Ransomware Messages Targeting bMail Users
Jennifer Bellenger
Dear Micronet,
Please be aware that Ransomware messages are continuing to be sent to campus email addresses, including alumni redirects. Over the past week, impacted users have received message(s) in their spam folders that are spoofed and appear to be coming from an @berkeley.edu address, including their own. These messages appear to have scanned images or photos attached but actually contain Ransomware. Additionally, users have received warning messages in their inbox from ‘Mailer Delivery Subsystem” with the subject line “Returned Mail: see transcript for details”. These are being triggered because the original message is forged with your address and Google is rejecting the message due to the virus attachment.
The bConnected and Information Security teams will continue to monitor this issue but remind users to remain vigilant about not downloading unknown attachments. Users who have downloaded the attachment should report this to CSS-IT for immediate escalation (510) 664-9000, option 1.

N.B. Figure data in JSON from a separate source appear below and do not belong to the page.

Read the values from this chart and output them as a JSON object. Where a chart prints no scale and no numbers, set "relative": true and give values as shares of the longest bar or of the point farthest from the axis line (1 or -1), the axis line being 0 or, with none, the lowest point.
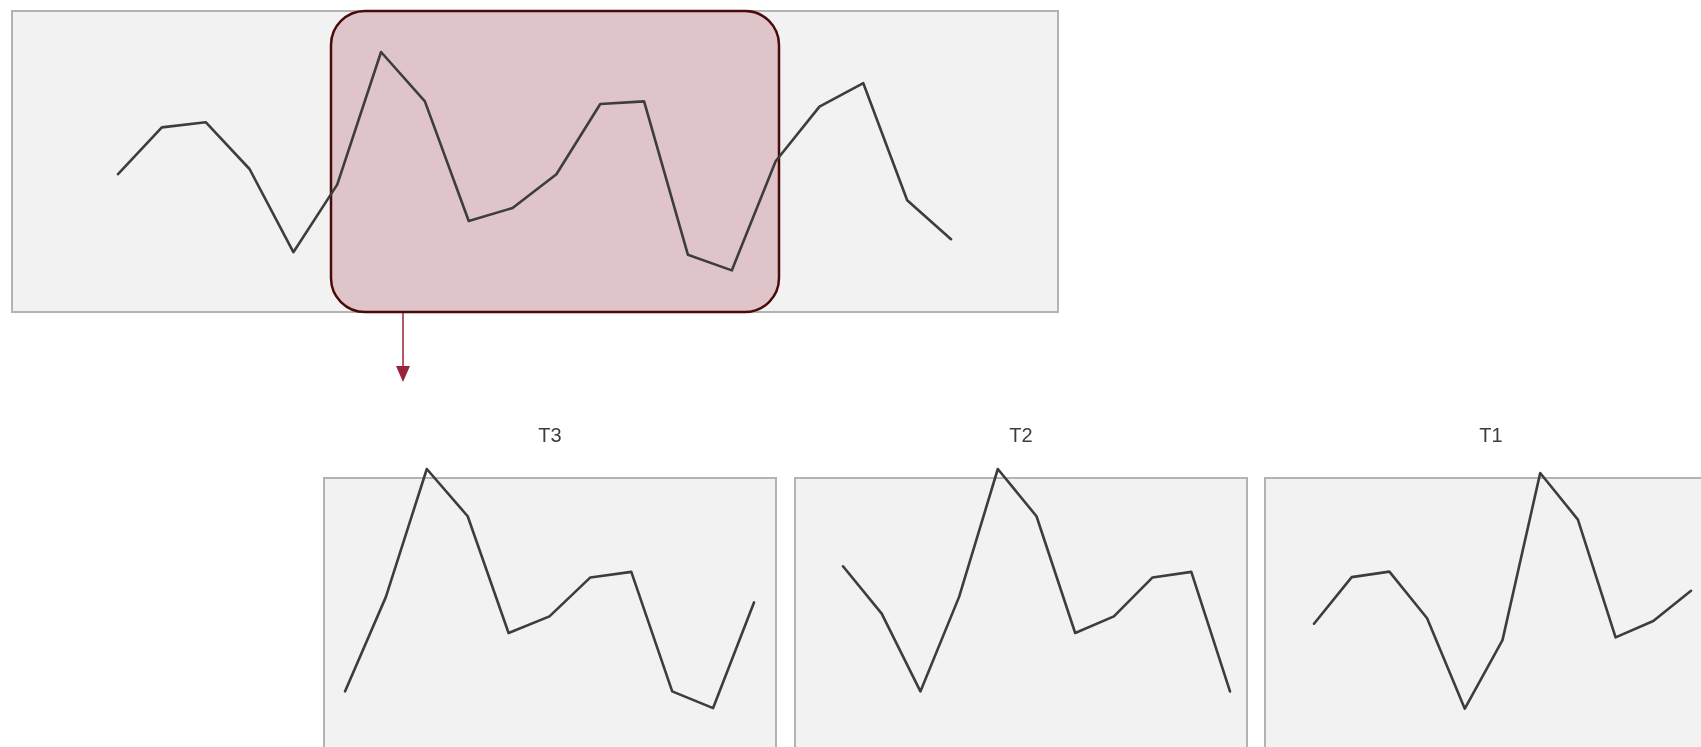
{
  "chart_data": [
    {
      "type": "line",
      "relative": true,
      "categories": [
        null,
        null,
        null,
        null,
        null,
        null,
        null,
        null,
        null,
        null,
        null,
        null,
        null,
        null,
        null,
        null,
        null,
        null,
        null,
        null
      ],
      "series": [
        {
          "color": "#3d3d3d",
          "values": [
            0.53,
            0.71,
            0.73,
            0.55,
            0.23,
            0.49,
            1,
            0.81,
            0.35,
            0.4,
            0.53,
            0.8,
            0.81,
            0.22,
            0.16,
            0.58,
            0.79,
            0.88,
            0.43,
            0.28
          ]
        }
      ]
    },
    {
      "type": "line",
      "relative": true,
      "title": "T3",
      "categories": [
        null,
        null,
        null,
        null,
        null,
        null,
        null,
        null,
        null,
        null,
        null
      ],
      "series": [
        {
          "color": "#3d3d3d",
          "values": [
            0.2,
            0.54,
            1,
            0.83,
            0.41,
            0.47,
            0.61,
            0.63,
            0.2,
            0.14,
            0.52
          ]
        }
      ]
    },
    {
      "type": "line",
      "relative": true,
      "title": "T2",
      "categories": [
        null,
        null,
        null,
        null,
        null,
        null,
        null,
        null,
        null,
        null,
        null
      ],
      "series": [
        {
          "color": "#3d3d3d",
          "values": [
            0.65,
            0.48,
            0.2,
            0.54,
            1,
            0.83,
            0.41,
            0.47,
            0.61,
            0.63,
            0.2
          ]
        }
      ]
    },
    {
      "type": "line",
      "relative": true,
      "title": "T1",
      "categories": [
        null,
        null,
        null,
        null,
        null,
        null,
        null,
        null,
        null,
        null,
        null
      ],
      "series": [
        {
          "color": "#3d3d3d",
          "values": [
            0.45,
            0.62,
            0.64,
            0.47,
            0.14,
            0.39,
            1,
            0.83,
            0.4,
            0.46,
            0.57
          ]
        }
      ]
    }
  ]
}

Use the following tips to keep your systems and data safe:
Do NOT open email attachments from unknown or unexpected sources. Most commonly, malicious Microsoft Office documents are attached to emails and contain macros that infect a user’s system once executed. Exercise extreme caution if an email contains a file attachment.
Do NOT click on web links from unknown or unexpected sources. Some attackers have been using Google Drive (bDrive) links that cause a user’s web browser to then download a malicious file, and ask the user to execute it. Do not assume Google Drive (bDrive) links are safe.

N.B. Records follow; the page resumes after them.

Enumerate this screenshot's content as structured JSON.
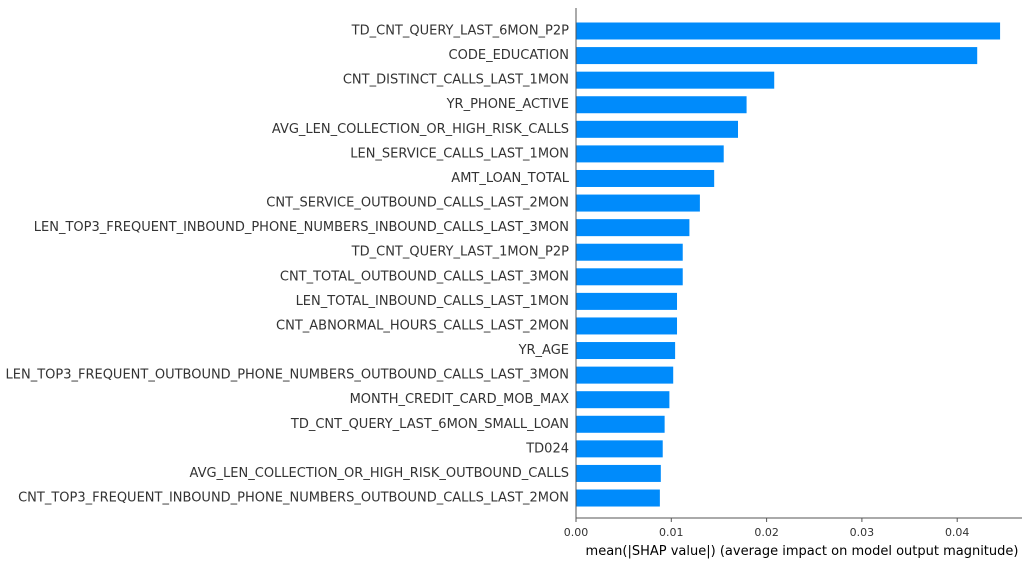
{
  "chart_data": {
    "type": "bar",
    "orientation": "horizontal",
    "categories": [
      "TD_CNT_QUERY_LAST_6MON_P2P",
      "CODE_EDUCATION",
      "CNT_DISTINCT_CALLS_LAST_1MON",
      "YR_PHONE_ACTIVE",
      "AVG_LEN_COLLECTION_OR_HIGH_RISK_CALLS",
      "LEN_SERVICE_CALLS_LAST_1MON",
      "AMT_LOAN_TOTAL",
      "CNT_SERVICE_OUTBOUND_CALLS_LAST_2MON",
      "LEN_TOP3_FREQUENT_INBOUND_PHONE_NUMBERS_INBOUND_CALLS_LAST_3MON",
      "TD_CNT_QUERY_LAST_1MON_P2P",
      "CNT_TOTAL_OUTBOUND_CALLS_LAST_3MON",
      "LEN_TOTAL_INBOUND_CALLS_LAST_1MON",
      "CNT_ABNORMAL_HOURS_CALLS_LAST_2MON",
      "YR_AGE",
      "LEN_TOP3_FREQUENT_OUTBOUND_PHONE_NUMBERS_OUTBOUND_CALLS_LAST_3MON",
      "MONTH_CREDIT_CARD_MOB_MAX",
      "TD_CNT_QUERY_LAST_6MON_SMALL_LOAN",
      "TD024",
      "AVG_LEN_COLLECTION_OR_HIGH_RISK_OUTBOUND_CALLS",
      "CNT_TOP3_FREQUENT_INBOUND_PHONE_NUMBERS_OUTBOUND_CALLS_LAST_2MON"
    ],
    "values": [
      0.0445,
      0.0421,
      0.0208,
      0.0179,
      0.017,
      0.0155,
      0.0145,
      0.013,
      0.0119,
      0.0112,
      0.0112,
      0.0106,
      0.0106,
      0.0104,
      0.0102,
      0.0098,
      0.0093,
      0.0091,
      0.0089,
      0.0088
    ],
    "xlabel": "mean(|SHAP value|) (average impact on model output magnitude)",
    "ylabel": "",
    "title": "",
    "xlim": [
      0,
      0.0468
    ],
    "xticks": [
      0.0,
      0.01,
      0.02,
      0.03,
      0.04
    ],
    "xtick_labels": [
      "0.00",
      "0.01",
      "0.02",
      "0.03",
      "0.04"
    ],
    "bar_color": "#008bfb",
    "grid": false,
    "legend": "none"
  }
}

Disable macros in Microsoft Office and do not run macros if you are prompted to by Word, Excel, PowerPoint, etc. unless you are certain the document is from a trusted source, expected, and safe.
If you are unsure if an email attachment or link is safe, forward suspicious emails to con...@berkeley.edu. Be sure to include full email headers by clicking the down arrow next to “Reply” in bMail and then “Show Original”. Copy and paste the original text of the email and all headers into your message to con...@berkeley.edu.

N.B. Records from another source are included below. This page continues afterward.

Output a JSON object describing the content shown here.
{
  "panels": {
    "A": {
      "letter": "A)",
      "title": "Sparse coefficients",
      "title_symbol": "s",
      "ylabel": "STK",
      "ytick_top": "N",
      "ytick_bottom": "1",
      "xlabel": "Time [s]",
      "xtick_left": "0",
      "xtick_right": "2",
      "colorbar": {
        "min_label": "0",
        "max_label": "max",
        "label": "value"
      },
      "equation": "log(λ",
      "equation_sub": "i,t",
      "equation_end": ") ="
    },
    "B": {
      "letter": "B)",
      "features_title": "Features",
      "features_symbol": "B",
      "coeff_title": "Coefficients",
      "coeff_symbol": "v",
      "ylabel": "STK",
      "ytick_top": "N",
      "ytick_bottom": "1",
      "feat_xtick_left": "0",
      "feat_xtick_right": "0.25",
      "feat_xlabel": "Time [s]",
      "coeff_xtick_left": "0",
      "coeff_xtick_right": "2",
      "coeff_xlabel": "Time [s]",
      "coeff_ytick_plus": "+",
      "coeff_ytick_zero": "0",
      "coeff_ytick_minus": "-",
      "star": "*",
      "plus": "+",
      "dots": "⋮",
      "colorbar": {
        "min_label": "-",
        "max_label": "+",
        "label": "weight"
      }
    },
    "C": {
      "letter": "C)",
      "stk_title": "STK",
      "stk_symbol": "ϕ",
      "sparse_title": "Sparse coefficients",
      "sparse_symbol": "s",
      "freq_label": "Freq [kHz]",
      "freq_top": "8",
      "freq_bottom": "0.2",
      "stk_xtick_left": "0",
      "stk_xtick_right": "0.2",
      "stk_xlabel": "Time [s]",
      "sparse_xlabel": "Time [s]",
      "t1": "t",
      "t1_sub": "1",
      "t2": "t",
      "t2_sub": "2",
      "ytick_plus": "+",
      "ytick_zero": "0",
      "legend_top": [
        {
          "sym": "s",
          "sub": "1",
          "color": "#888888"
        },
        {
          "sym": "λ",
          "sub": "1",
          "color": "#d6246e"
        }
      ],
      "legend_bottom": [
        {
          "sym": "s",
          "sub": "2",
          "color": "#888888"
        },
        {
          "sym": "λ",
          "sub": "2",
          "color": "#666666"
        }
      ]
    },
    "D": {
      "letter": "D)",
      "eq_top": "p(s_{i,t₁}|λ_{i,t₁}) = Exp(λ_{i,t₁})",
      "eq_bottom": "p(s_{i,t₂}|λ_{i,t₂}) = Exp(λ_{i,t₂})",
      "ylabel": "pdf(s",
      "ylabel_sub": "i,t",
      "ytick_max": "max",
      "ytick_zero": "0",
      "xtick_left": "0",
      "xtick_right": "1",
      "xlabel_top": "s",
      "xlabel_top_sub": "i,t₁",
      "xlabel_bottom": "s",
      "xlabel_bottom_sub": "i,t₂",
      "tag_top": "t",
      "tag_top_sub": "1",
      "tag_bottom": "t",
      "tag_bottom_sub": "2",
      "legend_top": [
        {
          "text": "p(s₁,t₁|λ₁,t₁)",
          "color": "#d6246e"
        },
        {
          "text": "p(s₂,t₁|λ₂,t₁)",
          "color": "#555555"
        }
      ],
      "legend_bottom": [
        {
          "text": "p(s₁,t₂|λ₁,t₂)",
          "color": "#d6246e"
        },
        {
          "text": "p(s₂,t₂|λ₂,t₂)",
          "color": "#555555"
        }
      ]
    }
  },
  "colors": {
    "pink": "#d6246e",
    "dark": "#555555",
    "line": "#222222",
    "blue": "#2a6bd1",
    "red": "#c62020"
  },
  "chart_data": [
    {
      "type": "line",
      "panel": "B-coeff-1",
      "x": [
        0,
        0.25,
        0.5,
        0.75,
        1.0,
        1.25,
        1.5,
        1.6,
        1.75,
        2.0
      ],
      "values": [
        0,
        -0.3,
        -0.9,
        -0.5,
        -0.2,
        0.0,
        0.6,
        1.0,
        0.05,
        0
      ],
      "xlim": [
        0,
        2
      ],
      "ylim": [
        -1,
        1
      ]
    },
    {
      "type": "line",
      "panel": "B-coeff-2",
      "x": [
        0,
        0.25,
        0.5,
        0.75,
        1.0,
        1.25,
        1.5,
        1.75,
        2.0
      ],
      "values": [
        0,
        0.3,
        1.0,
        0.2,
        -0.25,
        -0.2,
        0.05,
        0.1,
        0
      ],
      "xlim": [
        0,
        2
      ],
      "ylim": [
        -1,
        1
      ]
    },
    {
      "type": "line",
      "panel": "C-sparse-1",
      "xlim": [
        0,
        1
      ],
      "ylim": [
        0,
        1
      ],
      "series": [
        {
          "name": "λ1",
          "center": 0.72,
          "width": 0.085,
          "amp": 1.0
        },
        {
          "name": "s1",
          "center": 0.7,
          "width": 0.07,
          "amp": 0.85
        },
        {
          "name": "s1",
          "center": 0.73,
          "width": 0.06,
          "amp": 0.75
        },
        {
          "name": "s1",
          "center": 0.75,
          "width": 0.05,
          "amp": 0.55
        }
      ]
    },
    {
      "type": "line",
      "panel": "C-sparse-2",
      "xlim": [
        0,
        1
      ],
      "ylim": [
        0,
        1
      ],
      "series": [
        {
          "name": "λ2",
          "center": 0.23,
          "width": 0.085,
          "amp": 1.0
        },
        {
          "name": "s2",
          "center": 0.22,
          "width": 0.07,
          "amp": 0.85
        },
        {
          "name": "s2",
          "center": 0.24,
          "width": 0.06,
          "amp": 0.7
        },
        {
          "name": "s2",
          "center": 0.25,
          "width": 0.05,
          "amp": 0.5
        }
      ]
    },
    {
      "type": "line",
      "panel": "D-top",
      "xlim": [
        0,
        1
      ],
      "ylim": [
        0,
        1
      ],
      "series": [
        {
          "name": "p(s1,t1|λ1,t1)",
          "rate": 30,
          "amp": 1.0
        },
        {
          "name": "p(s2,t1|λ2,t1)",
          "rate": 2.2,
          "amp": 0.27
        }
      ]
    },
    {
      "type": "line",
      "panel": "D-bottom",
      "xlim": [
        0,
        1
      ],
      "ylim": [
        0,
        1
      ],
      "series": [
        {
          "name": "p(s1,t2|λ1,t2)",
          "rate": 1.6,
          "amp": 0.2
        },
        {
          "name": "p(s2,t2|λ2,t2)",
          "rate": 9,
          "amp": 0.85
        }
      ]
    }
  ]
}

Review Information Security’s Ransomware FAQ and Anti-Phishing resources:
https://security.berkeley.edu/news/warning-ransomware-attacks-rise
https://security.berkeley.edu/news/locky-ransomware-delivered-email-attachments
- Ensure your system is being backed up on an ongoing basis. Note: It is NOT sufficient to use cloud storage/sync services such as bDrive, Box, Dropbox, etc. for primary backups. Many strains of Ransomware can and will infect files in those services. It is important that your backups are versioned and read-only or offline.